OTTAWA | OpenAI, géant de l’intelligence artificielle derrière ChatGPT, a enfreint les lois relatives à la protection des renseignements personnels, ont conclu des commissaires à la vie privée du Canada et du Québec dans un nouveau rapport.
Dans l’enquête conjointe, menée avec l’Alberta et la Colombie-Britannique au cours des derniers mois, on qualifie d’« excessive » la collecte de renseignements effectuée par l’entreprise américaine dirigée par le multimilliardaire de 41 ans, Sam Altman.
OpenAI a notamment enregistré des informations sur l’état de santé des utilisateurs, leur orientation politique et d’autres données profondément intimes.
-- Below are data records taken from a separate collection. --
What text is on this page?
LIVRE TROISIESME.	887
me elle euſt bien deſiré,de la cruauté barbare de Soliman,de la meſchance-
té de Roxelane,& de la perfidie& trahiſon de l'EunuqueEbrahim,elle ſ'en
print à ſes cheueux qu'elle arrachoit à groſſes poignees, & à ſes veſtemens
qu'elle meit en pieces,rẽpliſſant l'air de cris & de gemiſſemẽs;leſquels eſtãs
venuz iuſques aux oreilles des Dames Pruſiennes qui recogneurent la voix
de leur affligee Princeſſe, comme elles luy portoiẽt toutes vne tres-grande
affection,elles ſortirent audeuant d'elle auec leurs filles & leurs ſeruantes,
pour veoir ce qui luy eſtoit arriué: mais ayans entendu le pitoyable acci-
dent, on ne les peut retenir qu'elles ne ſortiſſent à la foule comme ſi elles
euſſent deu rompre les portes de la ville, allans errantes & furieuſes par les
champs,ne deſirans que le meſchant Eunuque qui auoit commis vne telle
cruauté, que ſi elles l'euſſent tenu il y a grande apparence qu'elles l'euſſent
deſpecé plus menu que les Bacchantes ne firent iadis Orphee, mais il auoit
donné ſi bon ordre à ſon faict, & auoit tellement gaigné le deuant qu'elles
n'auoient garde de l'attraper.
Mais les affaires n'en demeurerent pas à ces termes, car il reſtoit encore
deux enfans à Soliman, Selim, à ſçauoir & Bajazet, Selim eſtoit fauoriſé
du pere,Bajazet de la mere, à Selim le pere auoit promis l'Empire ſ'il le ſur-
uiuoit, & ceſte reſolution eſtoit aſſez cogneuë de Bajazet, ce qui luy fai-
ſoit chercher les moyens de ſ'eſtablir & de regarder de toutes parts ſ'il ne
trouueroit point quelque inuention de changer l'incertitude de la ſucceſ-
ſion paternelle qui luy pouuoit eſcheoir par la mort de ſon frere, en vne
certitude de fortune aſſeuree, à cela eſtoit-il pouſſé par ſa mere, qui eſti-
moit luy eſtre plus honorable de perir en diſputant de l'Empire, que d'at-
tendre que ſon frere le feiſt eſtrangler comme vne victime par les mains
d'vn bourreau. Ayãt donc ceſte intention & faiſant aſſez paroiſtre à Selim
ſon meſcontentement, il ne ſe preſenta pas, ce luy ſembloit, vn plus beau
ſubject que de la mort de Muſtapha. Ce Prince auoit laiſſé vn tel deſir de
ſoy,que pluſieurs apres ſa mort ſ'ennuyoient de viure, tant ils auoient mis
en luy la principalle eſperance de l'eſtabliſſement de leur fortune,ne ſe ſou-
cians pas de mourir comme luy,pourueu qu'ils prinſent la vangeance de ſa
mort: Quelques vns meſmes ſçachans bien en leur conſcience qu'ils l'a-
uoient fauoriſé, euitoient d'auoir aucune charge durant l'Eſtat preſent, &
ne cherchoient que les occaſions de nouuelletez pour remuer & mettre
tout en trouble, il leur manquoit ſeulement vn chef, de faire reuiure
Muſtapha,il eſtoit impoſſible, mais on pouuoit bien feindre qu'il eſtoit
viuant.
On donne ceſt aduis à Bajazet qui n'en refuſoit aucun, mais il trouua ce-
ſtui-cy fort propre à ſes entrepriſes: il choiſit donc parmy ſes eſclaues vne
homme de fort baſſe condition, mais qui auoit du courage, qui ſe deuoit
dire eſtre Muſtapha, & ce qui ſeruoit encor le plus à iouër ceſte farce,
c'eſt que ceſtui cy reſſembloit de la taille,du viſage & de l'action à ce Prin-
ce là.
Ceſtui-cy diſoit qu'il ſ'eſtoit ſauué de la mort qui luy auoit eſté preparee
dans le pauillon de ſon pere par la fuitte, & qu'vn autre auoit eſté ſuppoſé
Depuis son lancement, l’outil est utilisé quotidiennement par des centaines de millions de personnes, y compris des enfants et des étudiants.
Un frein aux profits
OpenAI, à l’instar d’autres acteurs de ce secteur en explosion, tend à considérer que les mesures de protection des données ralentissent l’innovation, et, à terme, la réalisation de profits.
« Il faut envoyer un message que la vie privée et l’innovation, ça va ensemble. En fait, la vie privée, ça encourage l’innovation parce que ça génère la confiance », a réagi en conférence de presse le commissaire à la vie privée du Canada, Philippe Dufresne.
Ce dernier réclame le pouvoir d’émettre des ordonnances et de distribuer des amendes aux entreprises qui continuent d’enfreindre le droit à la vie privée des utilisateurs.
Philippe Dufresne veut aussi réformer la loi pour obliger les entreprises à « faire des évaluations de la vie privée [...] avant de lancer des initiatives », comme de nouvelles mises à jour de leurs robots conversationnels.
Le Québec en avance
Sur ce point, le Québec fait figure de précurseur. Comme l’a rappelé Naomi Ayotte, vice-présidente de la Commission d’accès à l’information du Québec, ces pouvoirs sont déjà en vigueur.
Malgré cela, le rapport contient des recommandations qu’OpenAI entend suivre, et, malgré les accrocs à la loi, aucune sanction n’est prévue à ce stade.
Mais s’il advient que l’entreprise contrevienne encore à la législation, « la commission n’hésitera pas à utiliser ses pouvoirs de surveillance, y compris ceux de sanctions pénales s’il le faut ».
« Nous avons les pouvoirs, nous sommes heureux de les avoir et nous allons les exercer lorsque [ce sera] approprié de le faire », a-t-elle déclaré.
Pas inquiet outre mesure
Le commissaire Dufresne a salué l’« engagement » de OpenAI à appliquer certaines des recommandations du rapport. L’une d’entre elles consiste à indiquer ses sources de manière plus proactive pour permettre à l’utilisateur de vérifier l’information générée.
Par ailleurs, le commissaire Dufresne a affirmé que l’utilisation de ChatGPT ne devrait pas être interdite, même pour les fonctionnaires ou toute autre personne œuvrant au sein du gouvernement, malgré les inquiétudes concernant les données.
OpenAI était évaluée à 852 milliards en dollars américains en avril, soit presque deux fois le PIB annuel du Québec, qui devrait atteindre 474 milliards en dollars américains en 2026, selon des projections du gouvernement.
L’entreprise, dont le siège social est situé à San Francisco, a récemment conclu une entente pour l’utilisation de ses modèles par le Pentagone à des fins militaires. Elle n’a pas de bureau au Canada.